Древняя Русь: наследие в слове. Бытие и быт — страница 72 из 90

Однако необходимо помнить: все изменения, на каком бы уровне они ни совершались, направлены общекультурным, национально специфическим противопоставлением (оппозицией); именно данные противоположности качеств, свойств и признаков заряжены этически оправданной энергией различения. Именно это — четкое противопоставление моделирующих средневековую систему концептов: Добро и Зло. Добро не противоположно Злу, поскольку и то, и другое существуют и действительно (в жизни), и реально (в идее). Разница между ними — в ощущении (в чувстве, в восприятии) и в оценке (в мере, в степени, в ценности). Что активно — и что пассивно; что действует — и что покоряется. Активно Зло; все древнерусские тексты показывают, что начинает дело всегда Зло, действует — злой. Но и судьба его тоже злая. Чувство Зла отмечено в сознании присутствием признака, т. е. положительно, но оценка его — отрицательна. Добро, напротив, всегда положительно, но в ощущении оно расплывается, его как бы и нет вовсе, оно ускользает из внимания, и требуется напряжение мысли, чтобы ухватить и отметить его ценность. Добро поминают потом, уже когда оно сгинуло, безвозвратно исчезло.

Потому что Добро идеально, реально, а Зло действительно, действует. Это противопоставление на современном материале тонко подметила Н. Д. Арутюнова, сказав, что понятие о хорошем и плохом образует, в сущности, единый концепт (верно: это разные признаки общего концепта), и хуже означает не только «более плохо», но и «менее хорошо», а лучше не только «более хорошо», но и «менее плохо» (Арутюнова, 1988, с. 19). Оценки построены на представлении количества, а само ощущение — на представлении о качестве. Здесь выражено совершенно иное, чем было в Древней Руси, представление о противопоставлении Добро — Зло. Средневековье понимало эту взаимную связь как градуальный ряд скользящих признаков, а не количественно-качественную равноценность Добра и Зла (чисто манихейское представление). Представление о качествах действительно идет «от чувства», таков содержательный признак, выраженный прилагательным. Представление же о количестве связано с объемом (предметным значением), так что и «оценка» устанавливает пределы, в которых возможно использование данного признака; эти границы не беспредельны. Градуальность (иерархическое скольжение признака оценки) вытесняла исходную равнозначность (эквиполентность) признаков именно в результате описанных в этой главе изменений семантических признаков в определяющих такие признаки словах. Прежде они оставались равноценными потому, что каждый из них имел свой собственный «плюс», отличаясь от своей противоположности. Современный лингвист видит лишь это — он видит результат изменения. Мы же должны оттенить момент перехода от метонимической смежности «эквиполентного мира», в котором важны предмет («вещь» или «тело») и, соответственно, предметное значение слова, — к градуальному метафорическому, для которого важнее признак сам по себе, вне его связи с предметом, от которого он отвлечен, и, соответственно, значение слова, равное содержанию понятия.
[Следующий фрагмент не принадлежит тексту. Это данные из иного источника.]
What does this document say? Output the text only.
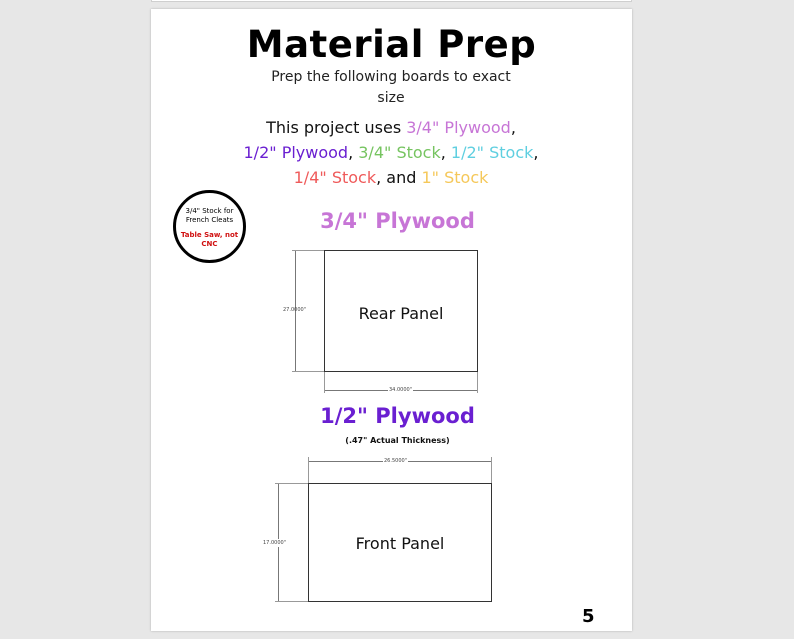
Material Prep
Prep the following boards to exact size
This project uses 3/4" Plywood,
1/2" Plywood, 3/4" Stock, 1/2" Stock,
1/4" Stock, and 1" Stock
3/4" Stock for French Cleats
Table Saw, not CNC
3/4" Plywood
Rear Panel
27.0000"
34.0000"
1/2" Plywood
(.47" Actual Thickness)
26.5000"
Front Panel
17.0000"
5
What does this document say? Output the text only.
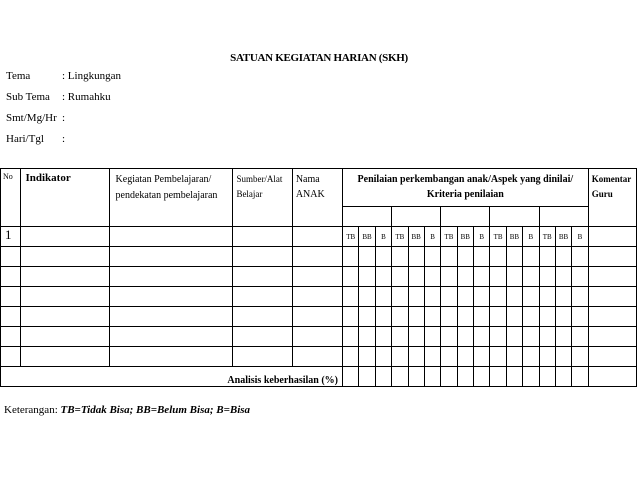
SATUAN KEGIATAN HARIAN (SKH)
Tema	: Lingkungan
Sub Tema : Rumahku
Smt/Mg/Hr :
Hari/Tgl :
No	Indikator	Kegiatan Pembelajaran/ pendekatan pembelajaran	Sumber/Alat Belajar	Nama ANAK	Penilaian perkembangan anak/Aspek yang dinilai/ Kriteria penilaian															Komentar Guru

1					TB	BB	B	TB	BB	B	TB	BB	B	TB	BB	B	TB	BB	B	

Analisis keberhasilan (%)																				
Keterangan: TB=Tidak Bisa; BB=Belum Bisa; B=Bisa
Мы видим, что до XV в. слова почти не изменяли своих значений, их значения были как бы «впаяны» в вещь, являясь знаками «своих» вещей. Это их имена. Предметные значения стали изменяться вместе с изменением самих вещей, и собственное, свое значение теперь оказалось у каждого слова отдельно, независимо от слов соседних, с которыми совместно они и составляли «понятие», и независимо от вещи, на которую данное слово указывало. Исходный синкретизм смысла разрушен, развиваются содержательные формы любого отдельного слова, уже вне традиционного текста, и каждое из слов получает собственное свое значение.

Извлеченные из вещного мира признаки обобщены, отчуждены в словесной форме и теперь предстают как всеобщие качества, данные в опыте, но через их идею.


ГЛАВА ДЕВЯТАЯ. ЧЕСТЬ И СУДЬБА

Личность есть единство судьбы. Это основное ее определение... История есть судьба человека. Трагическая судьба.

Николай Бердяев




ПРАВДА И СПРАВЕДЛИВОСТЬ

По верному суждению русских мыслителей, вдумчиво обращавшихся со словом родного языка, истина «правды» символична, поскольку многослойно выражает сразу несколько идей, накопленных и собранных в результате многовековых осмыслений коренного требования нравственности. Для Петра Лаврова полезное, истинное и справедливое суть три ипостаси правды; Владимиру Соловьеву ясно, что существуют правда-истина в законе и правда благодати, переходящая в любовь; Василий Розанов критичен в отношении к «истине» (это просто «мелькание»), тогда как правда для него — это добро и дело; народник Николай Михайловский различает правду-истину и правду-справедливость, а Сергей Булгаков добавляет сюда еще и правду-мощь. Ту самую высшую правду, которая определяет достоинства всех прочих «правд». Если собрать все такие высказывания, интуитивно определявшие триипостасную сущность «правды», проявится именно тройственная сопряженность близких по смыслу этических признаков, выразительно представленных в определениях, выделенных в корне «прав»: правый, правдивый, праведный. Эти определения, обнажив внутренний смысл корня слова, и наталкивали на мысль о различных сущностях «правды», понимаемых русским человеком в разные времена. Народник Николай Шелгунов о «правде» русского человека выразился так: «В правде его искренность, в правде нравственность, в правде его объективность. И опять — что же такое правда?» Правый — искренний, правдивый — объективный, праведный — нравственный (справедливый). Конечно, все признаки «правды», представленные здесь, целиком идеальны, к ним стремятся, они определяют поведение и поступки. Они этичны.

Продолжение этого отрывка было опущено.